Fest 23 - dernier jour et tentatives

 


Le maçon est arrivé avec un peu plus de trois-quart d’heure de retard, juste de quoi faire remonter ma tension (avec la crainte de mettre à mal la courte robe doublée de coton rayée bleu et blanc que je ne mets qu’une fois chaque année, incapable que je suis de repasser sa forme baroque au moment où je me souvenais de la menace de pluie trop tard pour que je puisse me changer). Il est intervenu avec zèle, m’a expliqué que je ne devais pas mettre un pied dans la cour pendant une dizaine de jours et qu’il reviendrait trois ou quatre fois, ce qui a transformé la tension en désespoir muet avant de me libérer trois quart d’heure avant le début des deux pièces tant désirées du dernier programme de Vive le sujet! Au Jardin de la Vierge, boulevard des Lices… J’ai enfilé sur ma robe le court bidule imperméable kaki, tenté de mettre de l’ordre dans mes cheveux de plus en plus sales et indociles et m’en suis allée, avec une allure absolument formidable (bon en temps de festival on en a vu d’autre) et grimaçant des mon effort



me persuadant que le plaisir attendu donnait à mon pas la fermeté allègre qu’il n’avait pas.



Je suis arrivée au Jardin de la Vierge un quart d’heure avant le début de la représentation juste à temps pour voir un garçon (très gentil au demeurant) en sortir et la fermer en m’expliquant avec fermeté qu’à cause du risque de pluie ils avaient décidé de commencer une demi-heure en avance… que la première pièce, celle de Laura Vasquez, était en cours et que donc il était hors de question de me laisser entrer ce que j’ai reconnu (même si j’étais moins d’accord sur la décision d’anticiper). Pour la forme je vous mets les photos préparées en les empruntant au site du Festival et la courte description qui les accompagne (me donner fugitivement l’impression que je ne vais pas en rester à un billet à jeter)
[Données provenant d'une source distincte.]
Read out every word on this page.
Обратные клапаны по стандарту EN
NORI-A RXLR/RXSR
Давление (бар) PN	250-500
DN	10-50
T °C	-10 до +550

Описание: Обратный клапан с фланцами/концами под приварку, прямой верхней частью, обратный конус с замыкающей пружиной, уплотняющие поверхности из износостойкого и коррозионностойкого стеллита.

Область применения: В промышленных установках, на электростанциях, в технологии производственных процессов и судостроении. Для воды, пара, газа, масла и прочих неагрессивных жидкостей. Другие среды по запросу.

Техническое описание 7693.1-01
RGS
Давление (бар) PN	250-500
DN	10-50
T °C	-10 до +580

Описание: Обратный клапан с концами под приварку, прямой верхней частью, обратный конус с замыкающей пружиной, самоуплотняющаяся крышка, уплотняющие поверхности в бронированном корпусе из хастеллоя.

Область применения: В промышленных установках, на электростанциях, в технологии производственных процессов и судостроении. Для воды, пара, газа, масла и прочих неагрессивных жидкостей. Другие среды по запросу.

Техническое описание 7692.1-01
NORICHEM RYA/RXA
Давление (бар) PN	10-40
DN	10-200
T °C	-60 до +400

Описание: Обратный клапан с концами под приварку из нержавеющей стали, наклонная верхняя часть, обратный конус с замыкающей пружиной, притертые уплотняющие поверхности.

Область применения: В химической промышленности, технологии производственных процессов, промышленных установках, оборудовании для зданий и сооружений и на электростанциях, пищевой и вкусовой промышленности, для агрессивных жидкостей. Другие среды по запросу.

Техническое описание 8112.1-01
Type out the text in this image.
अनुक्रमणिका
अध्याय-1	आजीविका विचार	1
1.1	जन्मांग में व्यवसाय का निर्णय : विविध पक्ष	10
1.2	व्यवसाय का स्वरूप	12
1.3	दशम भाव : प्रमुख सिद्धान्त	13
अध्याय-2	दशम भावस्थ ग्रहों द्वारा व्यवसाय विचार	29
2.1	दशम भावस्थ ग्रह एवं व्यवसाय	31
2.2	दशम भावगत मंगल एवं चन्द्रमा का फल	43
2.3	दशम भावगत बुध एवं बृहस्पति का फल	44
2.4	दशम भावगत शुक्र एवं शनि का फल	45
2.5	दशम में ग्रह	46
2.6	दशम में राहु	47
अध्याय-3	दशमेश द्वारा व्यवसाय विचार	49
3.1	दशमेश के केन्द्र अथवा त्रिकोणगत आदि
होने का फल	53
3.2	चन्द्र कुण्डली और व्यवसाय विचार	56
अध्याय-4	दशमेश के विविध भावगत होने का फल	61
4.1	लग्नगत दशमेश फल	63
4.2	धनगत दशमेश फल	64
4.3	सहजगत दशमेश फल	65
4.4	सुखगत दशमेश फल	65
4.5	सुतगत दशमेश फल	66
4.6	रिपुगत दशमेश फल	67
« Premier millimètre » de Laura Vazquez 

Laura Vazquez fait une lecture performance. C’est une lecture de la langue en vie dans le corps, la voix, l’espace. La poète russe Marina Tsvetaïeva écrit: «La poésie est le premier millimètre d’air au-dessus de la terre.» La parole dans et avec ce premier millimètre n’a rien d’inoffensif, n’a rien de faux, n’a rien de mort. 


 

« La pensée continuera de danser » de MazelFreten

Le duo MazelFreten allie danse et philosophie pour imaginer une forme singulière, conçue avec le philosophe et essayiste Emmanuel Leclercq. Sans chercher à expliquer le geste chorégraphique, cette pièce en révèle les résonances et prolonge leur recherche d’une danse incarnée, profonde et accessible, où le corps devient un lieu de pensée et la scène un espace de fête, de jeu et de rêve. Là où le mouvement lui-même devient une forme d’espoir.



Et je m’en suis revenue vers l’antre, avec  un détour par la rue Bonnetterie et la rue d’Amphoux pour renifler un peu de festival,  par les halles (où ne suis pas entrée, je n’avais rien pour porter d’éventuels achats) me contentant de deux photos dans le tout petit étalage installé malgré la pluie sous l'auvent pour ma provision de photos de fleurs, par le Vieux Sextier etc… ne rencontrant que quelques gouttes de pluie

J’ai enfilé mon actuelle tenue pour trainer : vieux short et tee-shirt, fait un petit tour sur internet, préparé et avalé (en entendant quelques passages d’orages) un robuste déjeuner et me suis endormie pour une longue sieste, d’où j’ai émergé vers seize heures à temps pour me préparer à partir vers l’Isle80 et « Le Cahier d’un retour au pays natal » d’André Césaire lu par Joël Lokossou et là, honte à moi, alors que l’air était à ce moment sec et frais (sous un ciel couvert) je me suis sentie si crevée, loque sans réaction que j’ai abandonné, suis restée dans l’antre où je vis dans les gravats et les trainées laissées par l’ouvrier (voyant s’éloigner de plus en plus le temps des lessives et repassages, pas faciles à négocier avec ses passages) ne gardant de mon projet du jour que « Le Pas du Monde » dans la Cour d’honneur

J"ai donc remis ma robe, enfilé par prudence le bidule kaki contre la pluie, pis mon sac et ma canne et suis sortie, écoutant le bruit du tonnerre pour assister dans la cour d'honneur à l'heure du spectacle du Collectif XY "Le Pas du monde"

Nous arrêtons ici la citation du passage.